Affordable AI Assistants with Knowledge Graph of Thoughts
Maciej Besta, Lorenzo Paleari, Jia Hao Andrea Jiang, Robert Gerstenberger, You Wu, Jón Gunnar Hannesson, Patrick Iff, Ales Kubicek, Piotr Nyczyk, Diana Khimey, Nils Blach, Haiqiang Zhang, Tao Zhang, Peiran Ma, Grzegorz Kwaśniewski, Marcin Copik, Hubert Niewiadomski, Torsten Hoefler
TL;DR
This work tackles the high cost and limited success of large LLM-driven agents by introducing Knowledge Graph of Thoughts (KGoT), a modular AI assistant architecture that constructs and evolves task-specific knowledge graphs to guide reasoning. KGoT combines a dual-LLM controller with a Graph Store supporting multiple KG representations (property, RDF, adjacency list) and a versatile tool suite, enabling iterative knowledge acquisition and structured query-based or script-based retrieval. Empirical results on GAIA and SimpleQA show that KGoT achieves higher task success rates while substantially reducing costs (e.g., up to 36x cheaper than GPT-4o without sacrificing performance), and that externalizing reasoning into a KG improves transparency, bias mitigation, and robustness via Self-Consistency and LLM-as-a-Judge. The approach demonstrates strong scalability through asynchronous execution and MPI-based distribution, and lays groundwork for applying KG-based reasoning to diverse, complex domains with external compute workflows.
Abstract
Large Language Models (LLMs) are revolutionizing the development of AI assistants capable of performing diverse tasks across domains.
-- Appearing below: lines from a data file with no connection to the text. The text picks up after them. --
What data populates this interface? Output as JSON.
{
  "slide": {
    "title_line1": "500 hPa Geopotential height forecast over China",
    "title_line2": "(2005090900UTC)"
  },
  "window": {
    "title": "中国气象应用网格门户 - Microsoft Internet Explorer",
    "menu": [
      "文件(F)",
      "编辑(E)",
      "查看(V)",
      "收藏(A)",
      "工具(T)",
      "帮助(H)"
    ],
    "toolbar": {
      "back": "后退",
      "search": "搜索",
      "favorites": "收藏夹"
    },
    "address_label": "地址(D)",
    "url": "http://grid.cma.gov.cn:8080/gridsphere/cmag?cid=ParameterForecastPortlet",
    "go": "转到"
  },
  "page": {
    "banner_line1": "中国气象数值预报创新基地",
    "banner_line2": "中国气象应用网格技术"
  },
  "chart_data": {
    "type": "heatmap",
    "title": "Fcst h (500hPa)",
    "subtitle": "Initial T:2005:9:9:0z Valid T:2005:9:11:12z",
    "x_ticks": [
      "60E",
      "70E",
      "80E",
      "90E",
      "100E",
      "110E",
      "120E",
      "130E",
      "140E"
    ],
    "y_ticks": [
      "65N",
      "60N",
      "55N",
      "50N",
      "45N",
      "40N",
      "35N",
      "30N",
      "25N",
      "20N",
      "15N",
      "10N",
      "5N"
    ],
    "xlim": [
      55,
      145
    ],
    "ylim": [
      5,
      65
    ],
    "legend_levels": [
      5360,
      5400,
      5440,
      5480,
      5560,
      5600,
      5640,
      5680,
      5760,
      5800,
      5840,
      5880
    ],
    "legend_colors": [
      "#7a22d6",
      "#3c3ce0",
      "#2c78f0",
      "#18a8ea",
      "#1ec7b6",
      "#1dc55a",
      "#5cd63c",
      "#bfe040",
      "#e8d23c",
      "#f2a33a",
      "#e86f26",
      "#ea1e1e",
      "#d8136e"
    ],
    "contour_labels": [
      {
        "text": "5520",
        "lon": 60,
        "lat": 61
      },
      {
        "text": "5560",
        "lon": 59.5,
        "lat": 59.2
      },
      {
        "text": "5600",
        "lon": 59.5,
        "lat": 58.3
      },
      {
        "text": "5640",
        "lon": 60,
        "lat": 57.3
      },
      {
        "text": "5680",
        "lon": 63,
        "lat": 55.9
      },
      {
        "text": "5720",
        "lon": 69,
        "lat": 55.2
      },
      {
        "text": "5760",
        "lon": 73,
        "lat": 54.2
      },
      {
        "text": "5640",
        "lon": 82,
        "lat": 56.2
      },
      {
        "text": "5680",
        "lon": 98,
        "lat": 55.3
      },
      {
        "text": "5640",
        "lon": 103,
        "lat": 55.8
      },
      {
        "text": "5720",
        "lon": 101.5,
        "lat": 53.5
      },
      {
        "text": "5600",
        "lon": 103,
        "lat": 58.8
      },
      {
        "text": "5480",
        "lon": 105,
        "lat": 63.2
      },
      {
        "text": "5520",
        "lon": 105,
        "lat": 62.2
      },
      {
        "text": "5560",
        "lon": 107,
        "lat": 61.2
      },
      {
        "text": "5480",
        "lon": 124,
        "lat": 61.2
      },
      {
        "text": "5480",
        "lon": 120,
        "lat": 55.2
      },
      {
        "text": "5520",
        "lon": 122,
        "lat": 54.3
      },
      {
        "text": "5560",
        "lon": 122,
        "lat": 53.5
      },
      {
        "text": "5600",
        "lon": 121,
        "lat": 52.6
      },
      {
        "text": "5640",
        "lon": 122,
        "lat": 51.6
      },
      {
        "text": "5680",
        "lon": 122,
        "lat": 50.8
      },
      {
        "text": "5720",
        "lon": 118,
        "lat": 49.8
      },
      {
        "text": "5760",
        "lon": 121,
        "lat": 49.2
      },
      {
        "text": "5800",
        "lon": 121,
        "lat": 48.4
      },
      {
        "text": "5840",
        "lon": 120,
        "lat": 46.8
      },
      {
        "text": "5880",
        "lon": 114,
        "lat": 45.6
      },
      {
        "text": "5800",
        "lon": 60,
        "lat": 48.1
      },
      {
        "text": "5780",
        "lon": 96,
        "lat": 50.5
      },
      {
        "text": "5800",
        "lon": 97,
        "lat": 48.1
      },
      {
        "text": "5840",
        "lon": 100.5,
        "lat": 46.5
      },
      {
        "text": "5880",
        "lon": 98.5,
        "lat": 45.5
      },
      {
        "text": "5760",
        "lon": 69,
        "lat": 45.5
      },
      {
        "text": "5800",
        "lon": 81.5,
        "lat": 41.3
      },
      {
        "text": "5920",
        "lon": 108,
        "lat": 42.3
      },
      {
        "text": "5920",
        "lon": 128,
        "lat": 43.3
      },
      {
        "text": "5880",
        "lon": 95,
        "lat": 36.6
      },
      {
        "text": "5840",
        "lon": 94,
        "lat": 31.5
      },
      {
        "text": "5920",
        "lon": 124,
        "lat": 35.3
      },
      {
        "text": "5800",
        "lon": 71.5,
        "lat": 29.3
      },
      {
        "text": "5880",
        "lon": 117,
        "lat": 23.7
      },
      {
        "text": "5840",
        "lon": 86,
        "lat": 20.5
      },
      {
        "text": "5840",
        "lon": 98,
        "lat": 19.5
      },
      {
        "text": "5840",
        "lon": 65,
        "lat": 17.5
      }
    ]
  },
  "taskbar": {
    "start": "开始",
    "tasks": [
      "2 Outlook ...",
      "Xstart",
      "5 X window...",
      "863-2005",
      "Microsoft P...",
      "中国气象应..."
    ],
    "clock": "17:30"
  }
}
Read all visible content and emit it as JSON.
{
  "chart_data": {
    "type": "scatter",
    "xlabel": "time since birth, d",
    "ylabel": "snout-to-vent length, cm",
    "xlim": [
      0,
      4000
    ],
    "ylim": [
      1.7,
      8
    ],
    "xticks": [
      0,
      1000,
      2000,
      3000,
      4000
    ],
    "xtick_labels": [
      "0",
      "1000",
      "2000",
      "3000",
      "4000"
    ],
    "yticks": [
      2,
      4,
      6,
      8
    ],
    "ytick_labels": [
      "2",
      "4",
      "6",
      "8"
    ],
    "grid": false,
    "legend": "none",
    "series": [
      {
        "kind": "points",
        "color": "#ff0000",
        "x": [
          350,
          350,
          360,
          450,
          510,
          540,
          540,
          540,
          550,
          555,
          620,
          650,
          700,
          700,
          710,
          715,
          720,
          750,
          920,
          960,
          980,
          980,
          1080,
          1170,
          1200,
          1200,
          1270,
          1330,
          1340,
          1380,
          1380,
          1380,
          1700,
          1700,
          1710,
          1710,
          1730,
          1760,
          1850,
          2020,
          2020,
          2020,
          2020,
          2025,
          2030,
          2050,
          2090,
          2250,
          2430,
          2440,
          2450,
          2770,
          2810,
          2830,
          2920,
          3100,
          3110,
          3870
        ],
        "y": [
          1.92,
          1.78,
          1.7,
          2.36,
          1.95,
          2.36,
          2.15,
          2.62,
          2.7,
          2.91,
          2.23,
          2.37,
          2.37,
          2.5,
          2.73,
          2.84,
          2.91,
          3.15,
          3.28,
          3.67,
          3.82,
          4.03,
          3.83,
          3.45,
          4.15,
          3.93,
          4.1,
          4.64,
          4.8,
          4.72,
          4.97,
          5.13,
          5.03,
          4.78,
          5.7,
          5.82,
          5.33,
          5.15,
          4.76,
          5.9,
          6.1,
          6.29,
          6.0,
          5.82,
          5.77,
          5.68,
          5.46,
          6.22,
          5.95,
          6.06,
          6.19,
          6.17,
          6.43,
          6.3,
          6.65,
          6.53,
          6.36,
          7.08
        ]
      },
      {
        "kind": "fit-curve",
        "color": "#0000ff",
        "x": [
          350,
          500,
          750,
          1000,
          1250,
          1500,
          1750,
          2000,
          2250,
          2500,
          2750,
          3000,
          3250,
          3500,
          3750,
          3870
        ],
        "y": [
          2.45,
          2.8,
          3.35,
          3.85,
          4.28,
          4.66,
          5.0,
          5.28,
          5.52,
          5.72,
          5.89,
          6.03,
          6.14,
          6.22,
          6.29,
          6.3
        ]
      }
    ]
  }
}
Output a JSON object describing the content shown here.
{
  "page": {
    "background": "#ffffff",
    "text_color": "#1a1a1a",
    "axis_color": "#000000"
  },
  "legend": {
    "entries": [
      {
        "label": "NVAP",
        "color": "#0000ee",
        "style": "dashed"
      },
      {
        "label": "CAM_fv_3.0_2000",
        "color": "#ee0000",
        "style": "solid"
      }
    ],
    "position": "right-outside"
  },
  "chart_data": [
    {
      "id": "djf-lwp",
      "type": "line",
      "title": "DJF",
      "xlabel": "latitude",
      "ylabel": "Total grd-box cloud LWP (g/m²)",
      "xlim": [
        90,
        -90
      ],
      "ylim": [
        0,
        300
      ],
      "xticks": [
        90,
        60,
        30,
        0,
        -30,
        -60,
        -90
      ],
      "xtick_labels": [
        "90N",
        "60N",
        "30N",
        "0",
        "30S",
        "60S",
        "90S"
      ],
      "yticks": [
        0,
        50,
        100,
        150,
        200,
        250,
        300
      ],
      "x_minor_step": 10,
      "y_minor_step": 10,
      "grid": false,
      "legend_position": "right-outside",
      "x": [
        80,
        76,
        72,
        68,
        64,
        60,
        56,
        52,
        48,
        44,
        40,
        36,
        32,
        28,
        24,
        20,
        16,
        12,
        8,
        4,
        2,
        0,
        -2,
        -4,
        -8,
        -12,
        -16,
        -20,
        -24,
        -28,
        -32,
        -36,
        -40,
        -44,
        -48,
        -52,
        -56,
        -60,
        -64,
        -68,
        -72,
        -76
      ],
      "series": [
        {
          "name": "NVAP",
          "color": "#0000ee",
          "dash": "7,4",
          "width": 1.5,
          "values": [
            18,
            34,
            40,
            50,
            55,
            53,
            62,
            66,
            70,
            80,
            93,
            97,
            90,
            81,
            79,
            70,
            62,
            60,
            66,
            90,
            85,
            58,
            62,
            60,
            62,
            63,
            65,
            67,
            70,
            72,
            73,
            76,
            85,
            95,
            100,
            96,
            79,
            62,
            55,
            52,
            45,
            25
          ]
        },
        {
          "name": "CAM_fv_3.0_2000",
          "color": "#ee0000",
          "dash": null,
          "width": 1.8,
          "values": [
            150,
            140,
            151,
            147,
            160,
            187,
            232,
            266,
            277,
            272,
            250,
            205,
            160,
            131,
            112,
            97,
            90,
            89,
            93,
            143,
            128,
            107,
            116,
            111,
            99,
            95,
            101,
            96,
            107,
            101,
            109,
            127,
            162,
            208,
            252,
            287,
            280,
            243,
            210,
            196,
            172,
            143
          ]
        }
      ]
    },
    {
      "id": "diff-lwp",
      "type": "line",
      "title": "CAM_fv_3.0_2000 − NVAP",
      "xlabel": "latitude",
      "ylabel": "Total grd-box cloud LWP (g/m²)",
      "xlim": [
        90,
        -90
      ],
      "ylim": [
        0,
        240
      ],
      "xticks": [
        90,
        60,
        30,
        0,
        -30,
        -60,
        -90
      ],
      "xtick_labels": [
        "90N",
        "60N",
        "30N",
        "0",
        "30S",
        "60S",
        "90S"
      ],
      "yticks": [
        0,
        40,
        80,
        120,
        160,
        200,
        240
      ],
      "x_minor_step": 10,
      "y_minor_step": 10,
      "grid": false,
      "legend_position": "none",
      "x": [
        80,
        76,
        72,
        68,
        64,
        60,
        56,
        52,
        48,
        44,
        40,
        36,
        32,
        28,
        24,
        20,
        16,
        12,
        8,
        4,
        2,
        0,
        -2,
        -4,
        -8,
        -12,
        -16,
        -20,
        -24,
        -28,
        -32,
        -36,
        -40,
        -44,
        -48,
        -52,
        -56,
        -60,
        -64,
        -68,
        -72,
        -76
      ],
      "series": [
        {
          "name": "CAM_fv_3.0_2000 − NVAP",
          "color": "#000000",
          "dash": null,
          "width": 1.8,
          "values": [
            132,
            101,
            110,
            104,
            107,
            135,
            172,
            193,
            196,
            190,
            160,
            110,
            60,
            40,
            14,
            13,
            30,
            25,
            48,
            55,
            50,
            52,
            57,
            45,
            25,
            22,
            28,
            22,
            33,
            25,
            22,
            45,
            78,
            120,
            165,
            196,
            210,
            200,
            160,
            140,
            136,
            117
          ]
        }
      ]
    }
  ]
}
However, current state-of-the-art LLM-driven agents face significant challenges, including high operational costs and limited success rates on complex benchmarks like GAIA. To address these issues, we propose Knowledge Graph of Thoughts (KGoT), an innovative AI assistant architecture that integrates LLM reasoning with dynamically constructed knowledge graphs (KGs). KGoT extracts and structures task-relevant knowledge into a dynamic KG representation, iteratively enhanced through external tools such as math solvers, web crawlers, and Python scripts. Such structured representation of task-relevant knowledge enables low-cost models to solve complex tasks effectively while also minimizing bias and noise. For example, KGoT achieves a 29% improvement in task success rates on the GAIA benchmark compared to Hugging Face Agents with GPT-4o mini. Moreover, harnessing a smaller model dramatically reduces operational costs by over 36x compared to GPT-4o. Improvements for other models (e.g., Qwen2.5-32B and Deepseek-R1-70B) and benchmarks (e.g., SimpleQA) are similar. KGoT offers a scalable, affordable, versatile, and high-performing solution for AI assistants.